Saturday, May 3, 2014


"How Small We Really Are",  8 X 12  Lori LaBerge  2014

Today was supposed to be yard cleaning day.  I did get some sweeping done and a few weeds pulled up, but when I walked behind the shed on the property I spotted this:

Last year, the landscapers had to redo a portion of our stone wall.  When they removed some of the stones the glued areas had formed circles on the back.  It is funny how an everyday item can give you a design idea.  I usually work at the design process and rarely does an idea go from in my head to a finished product quickly. Today was the exception.  I knew immediately upon seeing the stone what I wanted to do for a design.  Needless to say, the yard work was done for the day.

The design would include an abstract figure and be titled "How Small We Really Are".  It would require earthy colors.  I went to the studio shelf and found a blue purple for the figure along with white for the head.  The background would be a dull/antique looking red and be mixed with yarns of similar colors along with specks of the blue purple.  Dark brown would be used for some contrast in the background. The circle shapes would be a mottled green.      

I drew out the design freehand, looking at the circles on the stone as I was drawing. The idea was for the figure to be surrounded by the many worlds we live in everyday and portray how we are but a small part of everything that goes on around us.

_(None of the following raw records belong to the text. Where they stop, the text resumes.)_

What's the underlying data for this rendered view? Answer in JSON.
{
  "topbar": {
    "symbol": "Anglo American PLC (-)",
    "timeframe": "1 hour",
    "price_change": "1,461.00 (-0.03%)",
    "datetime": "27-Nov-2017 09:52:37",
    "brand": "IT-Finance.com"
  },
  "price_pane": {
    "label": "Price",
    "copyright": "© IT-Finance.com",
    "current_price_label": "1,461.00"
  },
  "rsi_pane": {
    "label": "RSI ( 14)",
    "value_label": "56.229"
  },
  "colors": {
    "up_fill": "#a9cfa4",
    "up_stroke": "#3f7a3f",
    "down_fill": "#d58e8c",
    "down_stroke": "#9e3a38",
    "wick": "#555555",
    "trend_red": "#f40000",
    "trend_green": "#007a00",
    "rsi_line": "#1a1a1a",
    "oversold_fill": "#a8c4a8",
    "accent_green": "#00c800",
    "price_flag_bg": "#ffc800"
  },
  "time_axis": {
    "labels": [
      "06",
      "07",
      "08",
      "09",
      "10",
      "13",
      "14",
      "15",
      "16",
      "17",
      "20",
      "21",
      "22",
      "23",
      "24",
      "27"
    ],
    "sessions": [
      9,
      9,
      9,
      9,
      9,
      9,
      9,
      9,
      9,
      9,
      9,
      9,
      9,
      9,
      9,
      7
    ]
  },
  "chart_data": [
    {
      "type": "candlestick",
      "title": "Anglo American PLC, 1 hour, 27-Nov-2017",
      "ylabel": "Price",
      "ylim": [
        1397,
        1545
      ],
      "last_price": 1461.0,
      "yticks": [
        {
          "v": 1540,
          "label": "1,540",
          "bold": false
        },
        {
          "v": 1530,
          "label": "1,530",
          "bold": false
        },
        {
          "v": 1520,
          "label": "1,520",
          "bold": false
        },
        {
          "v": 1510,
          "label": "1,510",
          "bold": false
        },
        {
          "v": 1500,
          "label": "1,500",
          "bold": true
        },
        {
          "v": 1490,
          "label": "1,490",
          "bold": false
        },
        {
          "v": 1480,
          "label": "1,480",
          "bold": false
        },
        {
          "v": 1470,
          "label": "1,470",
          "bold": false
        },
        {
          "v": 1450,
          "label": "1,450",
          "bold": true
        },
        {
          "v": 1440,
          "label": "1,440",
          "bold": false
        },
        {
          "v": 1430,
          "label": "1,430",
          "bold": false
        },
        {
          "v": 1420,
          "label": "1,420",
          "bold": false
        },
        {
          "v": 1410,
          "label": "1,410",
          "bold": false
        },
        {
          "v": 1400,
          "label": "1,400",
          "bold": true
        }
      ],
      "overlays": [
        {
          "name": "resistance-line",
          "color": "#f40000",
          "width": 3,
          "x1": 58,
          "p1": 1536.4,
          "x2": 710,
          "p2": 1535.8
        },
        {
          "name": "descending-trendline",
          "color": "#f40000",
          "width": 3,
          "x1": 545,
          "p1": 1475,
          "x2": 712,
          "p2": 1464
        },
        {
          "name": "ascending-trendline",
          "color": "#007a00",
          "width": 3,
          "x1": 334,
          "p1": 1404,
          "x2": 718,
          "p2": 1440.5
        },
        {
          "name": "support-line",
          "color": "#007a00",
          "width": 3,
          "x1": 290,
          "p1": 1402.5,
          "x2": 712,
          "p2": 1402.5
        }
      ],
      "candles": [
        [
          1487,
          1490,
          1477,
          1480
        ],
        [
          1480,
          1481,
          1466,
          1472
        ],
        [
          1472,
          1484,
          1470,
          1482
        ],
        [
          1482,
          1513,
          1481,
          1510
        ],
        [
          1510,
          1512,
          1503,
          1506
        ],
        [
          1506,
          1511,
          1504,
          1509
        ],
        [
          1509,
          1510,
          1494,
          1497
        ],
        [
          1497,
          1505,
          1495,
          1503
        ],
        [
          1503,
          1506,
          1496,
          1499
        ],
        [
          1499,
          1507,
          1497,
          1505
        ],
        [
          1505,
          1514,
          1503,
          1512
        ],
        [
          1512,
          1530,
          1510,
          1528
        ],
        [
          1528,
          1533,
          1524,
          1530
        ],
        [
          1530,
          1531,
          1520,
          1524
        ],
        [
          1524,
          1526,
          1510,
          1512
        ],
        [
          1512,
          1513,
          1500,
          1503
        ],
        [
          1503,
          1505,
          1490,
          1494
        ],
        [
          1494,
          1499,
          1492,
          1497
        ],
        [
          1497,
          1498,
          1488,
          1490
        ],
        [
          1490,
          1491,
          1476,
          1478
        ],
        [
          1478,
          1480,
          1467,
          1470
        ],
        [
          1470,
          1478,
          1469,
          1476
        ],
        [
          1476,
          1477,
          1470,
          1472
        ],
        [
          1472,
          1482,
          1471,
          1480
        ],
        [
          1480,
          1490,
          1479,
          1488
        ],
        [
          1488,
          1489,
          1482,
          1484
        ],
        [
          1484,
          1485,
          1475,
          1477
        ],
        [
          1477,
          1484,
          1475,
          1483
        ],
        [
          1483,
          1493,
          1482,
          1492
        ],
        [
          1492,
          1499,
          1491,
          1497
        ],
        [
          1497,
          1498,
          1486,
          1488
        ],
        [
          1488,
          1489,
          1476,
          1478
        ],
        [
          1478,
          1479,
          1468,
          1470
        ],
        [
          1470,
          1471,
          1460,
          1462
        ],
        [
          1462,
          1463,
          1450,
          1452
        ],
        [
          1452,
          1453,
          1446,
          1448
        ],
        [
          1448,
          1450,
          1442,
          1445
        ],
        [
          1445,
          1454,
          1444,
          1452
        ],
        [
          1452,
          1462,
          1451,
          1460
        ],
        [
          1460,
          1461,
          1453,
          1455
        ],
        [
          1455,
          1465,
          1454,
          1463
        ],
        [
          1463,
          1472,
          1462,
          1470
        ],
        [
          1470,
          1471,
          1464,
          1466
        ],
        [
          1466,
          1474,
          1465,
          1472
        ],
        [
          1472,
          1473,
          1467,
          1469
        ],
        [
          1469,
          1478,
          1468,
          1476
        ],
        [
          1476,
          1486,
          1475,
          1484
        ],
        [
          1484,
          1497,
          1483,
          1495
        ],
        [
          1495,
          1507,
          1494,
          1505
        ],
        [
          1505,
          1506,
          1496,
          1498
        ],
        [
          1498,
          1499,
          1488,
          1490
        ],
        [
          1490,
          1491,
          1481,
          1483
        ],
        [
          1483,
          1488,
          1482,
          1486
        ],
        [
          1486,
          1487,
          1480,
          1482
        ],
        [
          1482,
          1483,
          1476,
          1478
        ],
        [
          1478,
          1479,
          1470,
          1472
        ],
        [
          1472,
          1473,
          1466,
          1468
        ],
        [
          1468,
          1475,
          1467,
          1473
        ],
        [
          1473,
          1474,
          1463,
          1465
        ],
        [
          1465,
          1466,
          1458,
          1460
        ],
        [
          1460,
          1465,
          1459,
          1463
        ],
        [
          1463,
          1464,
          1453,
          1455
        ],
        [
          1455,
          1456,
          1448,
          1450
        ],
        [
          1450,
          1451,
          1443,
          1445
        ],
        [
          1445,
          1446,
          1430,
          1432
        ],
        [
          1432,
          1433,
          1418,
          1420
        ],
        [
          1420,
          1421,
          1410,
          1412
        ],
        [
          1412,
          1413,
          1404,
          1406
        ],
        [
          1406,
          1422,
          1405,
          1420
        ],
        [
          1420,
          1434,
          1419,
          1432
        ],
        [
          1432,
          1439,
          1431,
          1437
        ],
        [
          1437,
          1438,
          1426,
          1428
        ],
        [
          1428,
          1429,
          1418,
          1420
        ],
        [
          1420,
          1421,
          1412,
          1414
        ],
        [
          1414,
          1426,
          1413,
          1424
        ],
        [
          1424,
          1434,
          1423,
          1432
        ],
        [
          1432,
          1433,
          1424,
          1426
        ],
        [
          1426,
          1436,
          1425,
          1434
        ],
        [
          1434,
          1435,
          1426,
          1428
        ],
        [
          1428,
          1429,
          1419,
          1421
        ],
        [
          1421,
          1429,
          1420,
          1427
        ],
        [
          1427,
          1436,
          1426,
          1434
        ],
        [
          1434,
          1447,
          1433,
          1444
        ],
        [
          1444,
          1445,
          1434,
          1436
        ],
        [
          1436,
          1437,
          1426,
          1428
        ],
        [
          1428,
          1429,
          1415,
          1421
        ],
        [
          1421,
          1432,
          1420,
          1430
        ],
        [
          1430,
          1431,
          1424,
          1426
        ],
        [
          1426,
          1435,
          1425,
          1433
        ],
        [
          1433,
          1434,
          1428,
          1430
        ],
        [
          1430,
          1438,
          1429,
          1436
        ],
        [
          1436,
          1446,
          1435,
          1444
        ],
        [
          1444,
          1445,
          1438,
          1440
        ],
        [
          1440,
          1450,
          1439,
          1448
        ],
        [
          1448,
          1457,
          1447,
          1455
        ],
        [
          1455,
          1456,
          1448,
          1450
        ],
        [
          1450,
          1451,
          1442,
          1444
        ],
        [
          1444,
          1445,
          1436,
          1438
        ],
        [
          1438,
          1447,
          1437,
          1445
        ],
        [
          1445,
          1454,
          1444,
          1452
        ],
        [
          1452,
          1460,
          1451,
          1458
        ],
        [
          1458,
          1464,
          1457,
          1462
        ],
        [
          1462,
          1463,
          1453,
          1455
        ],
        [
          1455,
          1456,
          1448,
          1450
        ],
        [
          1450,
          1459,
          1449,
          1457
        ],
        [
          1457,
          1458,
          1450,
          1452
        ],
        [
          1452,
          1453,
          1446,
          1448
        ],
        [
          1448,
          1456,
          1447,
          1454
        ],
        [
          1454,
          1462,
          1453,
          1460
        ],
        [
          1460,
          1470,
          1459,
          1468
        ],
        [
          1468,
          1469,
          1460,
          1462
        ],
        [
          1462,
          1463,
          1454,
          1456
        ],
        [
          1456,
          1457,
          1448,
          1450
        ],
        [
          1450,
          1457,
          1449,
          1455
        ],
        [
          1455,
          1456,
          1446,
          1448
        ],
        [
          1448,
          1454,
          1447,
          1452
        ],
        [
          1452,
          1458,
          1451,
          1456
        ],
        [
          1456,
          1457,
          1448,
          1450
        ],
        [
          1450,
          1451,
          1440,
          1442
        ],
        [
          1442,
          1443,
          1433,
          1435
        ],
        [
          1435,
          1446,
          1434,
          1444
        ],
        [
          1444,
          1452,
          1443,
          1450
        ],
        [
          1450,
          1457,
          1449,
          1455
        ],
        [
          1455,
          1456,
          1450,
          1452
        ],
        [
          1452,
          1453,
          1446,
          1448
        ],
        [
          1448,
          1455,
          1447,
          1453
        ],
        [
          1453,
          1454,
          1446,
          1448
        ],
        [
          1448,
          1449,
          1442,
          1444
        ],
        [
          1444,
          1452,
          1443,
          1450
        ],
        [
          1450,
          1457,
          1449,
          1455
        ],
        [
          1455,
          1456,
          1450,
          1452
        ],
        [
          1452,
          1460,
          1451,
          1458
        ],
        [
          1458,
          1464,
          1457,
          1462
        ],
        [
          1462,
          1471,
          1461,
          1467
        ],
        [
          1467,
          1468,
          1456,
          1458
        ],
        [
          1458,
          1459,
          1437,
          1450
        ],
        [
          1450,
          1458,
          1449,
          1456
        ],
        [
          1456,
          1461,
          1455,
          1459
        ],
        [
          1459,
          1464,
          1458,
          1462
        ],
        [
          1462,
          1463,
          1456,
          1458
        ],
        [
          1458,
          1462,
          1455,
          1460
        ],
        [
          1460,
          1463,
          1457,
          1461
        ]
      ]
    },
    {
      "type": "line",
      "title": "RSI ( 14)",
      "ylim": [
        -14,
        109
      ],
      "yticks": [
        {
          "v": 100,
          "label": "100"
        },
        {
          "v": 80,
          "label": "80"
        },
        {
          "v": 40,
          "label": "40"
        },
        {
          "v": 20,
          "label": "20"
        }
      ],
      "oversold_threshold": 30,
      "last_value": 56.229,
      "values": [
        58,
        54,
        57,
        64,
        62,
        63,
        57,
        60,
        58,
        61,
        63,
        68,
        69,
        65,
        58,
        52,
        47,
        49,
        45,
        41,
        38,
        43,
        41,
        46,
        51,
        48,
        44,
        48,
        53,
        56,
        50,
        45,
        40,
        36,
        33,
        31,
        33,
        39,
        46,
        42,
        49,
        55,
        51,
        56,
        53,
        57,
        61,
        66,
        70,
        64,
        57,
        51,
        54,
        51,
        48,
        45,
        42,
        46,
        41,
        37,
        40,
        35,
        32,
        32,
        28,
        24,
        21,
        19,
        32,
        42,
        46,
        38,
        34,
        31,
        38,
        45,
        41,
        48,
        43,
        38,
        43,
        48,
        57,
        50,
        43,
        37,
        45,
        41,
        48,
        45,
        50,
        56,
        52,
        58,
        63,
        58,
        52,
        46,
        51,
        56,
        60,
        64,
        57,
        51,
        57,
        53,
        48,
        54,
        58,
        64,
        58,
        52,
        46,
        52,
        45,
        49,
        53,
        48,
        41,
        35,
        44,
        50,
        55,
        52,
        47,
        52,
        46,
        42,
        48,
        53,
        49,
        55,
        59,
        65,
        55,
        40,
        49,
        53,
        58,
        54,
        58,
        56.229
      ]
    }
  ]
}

The circles were in a 6-cut and progressed at a fair pace.  The figure and background were a 4-cut an went slightly slower.  I was surprised when the hooking was completed (see top photo on this post) early evening. A trip to the yarn store may be in order for whipping the edges.

Pete and I returned from our trip up north Thursday night and I found some books I had ordered waiting for me.  I have not had time to read them yet but on the nightstand now are:

I have been thinking about adding large areas of embroidery stitches to some work. I'm the type that likes a lot of photos along with written instructions and from the book preview "The Stitch Bible" by Kate Haxell fit the bill.  Hopefully, I'll be able to try some stitches soon.

Of course, as I was searching for books on stitching, I came across another purchase.  "Celebrating the Stitch" by Barbara Lee Smith showcases the work of serious fiber artists and has great photos.  Since it was printed in 1991, it is available at a good price.  The book includes artists' thoughts on design, process, construction, color, stitching, etc.

"String, Felt, Thread" by Elissa Auther was recommended by a good friend.  It is in the academic vein, which I love.  It speaks of the art-craft issues and fiber as high art. 

Find an everyday item to use for a new design, find a good fiber art related book to curl up with in the evenings and have a great day.